Le jugement de première instance

Alors que les parties avaient débattu très logiquement sur le terrain de la faute et alors qu’en procédure écrite, comme c’est le cas devant le tribunal de grande instance, le magistrat est tenu par les conclusions des parties, le jugement rendu le 28 janvier 2016 ne peut que nous laisser pantois. En effet, le tribunal vient affirmer l’application au cas d’espèce de la garantie des vices cachés. On peut lire que « même si Eve s’était révélée porteuse saine du coronavirus PIF, il était hors de question pour M me A de voir son élevage contaminé par cette maladie ». Sur cette base, le tribunal va condamner Mme V à la somme de 11 386,26 €. Certaines demandes (frais vétérinaires et quarantaine) seront minorées et l’achat d’une autre reproductrice ne sera pas validé. Pour couronner le tout, le tribunal va même prononcer l’exécution provisoire, condamnant ainsi Mme V à payer même si elle relève appel.

Il est rare de trouver des jugements qui méconnaissent à ce point les règles de droit.
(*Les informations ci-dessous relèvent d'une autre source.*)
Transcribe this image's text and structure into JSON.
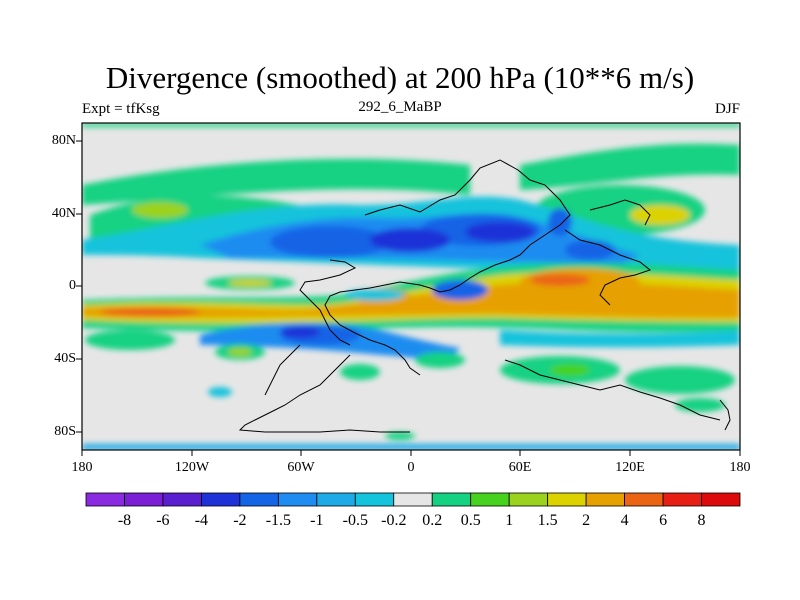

Même un étudiant à la faculté aurait relevé ici la prescription de la garantie des vices cachés… Appel fut donc relevé pour qu’une bonne justice soit rendue. Direction : Nîmes.

L’arrêt d’appel

Trois magistrats ont eu à se pencher sur ce dossier en cause d’appel. Gageons que cette fois-ci, ils ont réellement étudié l’affaire.

La garantie des vices cachés ? Exit. La cour d’appel vient bien confirmer qu’une action intentée quatre ans après le diagnostic de péritonite infectieuse féline ne peut être que prescrite.

La faute ? Nullement. Et c’est là que la motivation de la cour est très intéressante : « Il sera observé, d’une part, que la quasi-totalité (de l’ordre de 84 %) des chats peuvent être considérés comme porteur du coronavirus sans pour autant contracter la PIF.

Ainsi, un test de coronavirus positif n’établit pas un lien de causalité automatique de contracter la pathologie litigieuse. Il n’est pas non plus établi que la chatte Eve était, en juin 2009, porteuse du coronavirus.

M me A ne démontre donc pas qu’au moment de la vente M me V connaissait, ni même aurait pu connaître par la réalisation d’un test de coronavirus, l’affection d’Eve. »

Résultat : débouté total de Mme A, qui sera même condamnée à un article 700.

Enfin un arrêt1 qui ne fait pas l’amalgame entre coronavirus et péritonite infectieuse féline.

1 Arrêt rendu par la cour d’appel de Nîmes le 16 novembre 2017.